Ethereumは足元で2400ドル近辺が重い展開となっている。現物ETFへの資金流入が伸び悩む一方、Binanceでの保有量増加が供給面の重しとなり、相場は上値を抑えられている。
Cointelegraphが11日に報じたところによると、Ethereumの現物上場投資信託(ETF)への資金流入は3月以降で5億ドルにとどまった。これに加え、BinanceでのEthereum保有量が約40万ETH増えたことで、買いの勢いが鈍っているという。
焦点となっているのは、ビットコインとの現物需要の差だ。同じ期間にビットコイン現物ETFには約45億ドルの純流入があり、価格は8万2000ドルを上回った。一方、Ethereum現物ETFへの流入は5億ドルにとどまっている。2400ドル近辺で上値が重い背景には、現物需要の弱さがあるとみられている。
先物市場も相場の上昇を支え切れなかった。暗号資産アナリストのダークポストは、2月の安値1736ドルからEthereumが33%反発する間に、未決済建玉が45億ドル増加したと指摘した。価格反発局面で、トレーダーが積極的にポジションを積み上げていたことを示している。
実際、Binanceの推定レバレッジ比率は3月16日に0.76まで上昇し、年初来の高水準を付けた。
ただ、2400ドル近辺では流れが変わった。Binanceの推定レバレッジ比率は日曜日に0.57まで低下した。2400ドル突破を見込んだロングポジションが、Ethereum価格の2350ドル割れを受けて巻き戻されたためだ。レバレッジの低下は、急激な清算による上昇加速の余地が縮小したことも意味する。

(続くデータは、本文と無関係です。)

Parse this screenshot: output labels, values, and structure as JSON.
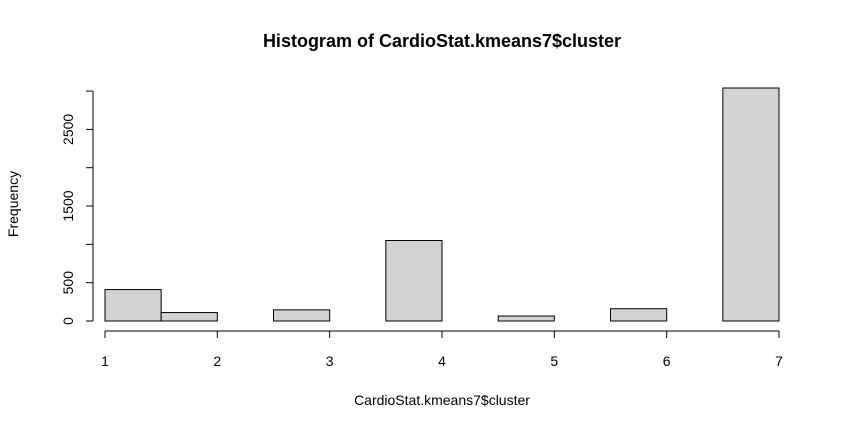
{
  "chart_data": {
    "type": "bar",
    "title": "Histogram of CardioStat.kmeans7$cluster",
    "xlabel": "CardioStat.kmeans7$cluster",
    "ylabel": "Frequency",
    "bins": [
      {
        "x0": 1.0,
        "x1": 1.5,
        "value": 410
      },
      {
        "x0": 1.5,
        "x1": 2.0,
        "value": 110
      },
      {
        "x0": 2.0,
        "x1": 2.5,
        "value": 0
      },
      {
        "x0": 2.5,
        "x1": 3.0,
        "value": 145
      },
      {
        "x0": 3.0,
        "x1": 3.5,
        "value": 0
      },
      {
        "x0": 3.5,
        "x1": 4.0,
        "value": 1050
      },
      {
        "x0": 4.0,
        "x1": 4.5,
        "value": 0
      },
      {
        "x0": 4.5,
        "x1": 5.0,
        "value": 65
      },
      {
        "x0": 5.0,
        "x1": 5.5,
        "value": 0
      },
      {
        "x0": 5.5,
        "x1": 6.0,
        "value": 160
      },
      {
        "x0": 6.0,
        "x1": 6.5,
        "value": 0
      },
      {
        "x0": 6.5,
        "x1": 7.0,
        "value": 3040
      }
    ],
    "xlim": [
      1,
      7
    ],
    "ylim": [
      0,
      3040
    ],
    "xticks": [
      1,
      2,
      3,
      4,
      5,
      6,
      7
    ],
    "yticks": [
      0,
      500,
      1500,
      2500
    ],
    "yaxis_max": 3000,
    "grid": false,
    "legend": "none"
  }
}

現物市場では売り圧力も強まっている。市場アナリストのレイによると、5月に入ってBinanceのEthereum準備金は340万ETHから380万ETHに増加した。同時期には、BinanceへのEthereum流入総量も日曜日に77万1689ETHまで急増した。
これは、2月6日に110万ETHが流入して以来の高水準という。
こうした流入は、Ethereumが2330ドル前後で推移し、4月14日以降2250〜2400ドルのレンジ相場が続く局面で起きた。レイは、大規模な取引所流入が新規ポジションの構築や、反発局面での利益確定準備と重なる可能性があるとみている。取引所内の残高が積み上がれば、2400ドル近辺では市場が吸収すべき売り圧力も大きくなる。
短期的な焦点は、2400ドルを抵抗線から支持線へ転換できるかどうかだ。足元では現物ETFを通じた追加需要が力強さを欠くうえ、取引所側の供給も減っていない。この状況が続けば、Ethereumは当面2400ドル近辺で上値を抑えられる可能性が高い。
今回の値動きは、単なるテクニカル上の抵抗線の問題ではない。現物ETFへの資金流入、先物市場のレバレッジ、取引所への供給増が重なった結果だ。Ethereumの短期的な方向感は、2400ドルを超えるかどうか以上に、現物需要がどこまで追随するかに左右される構図が改めて浮き彫りになっている。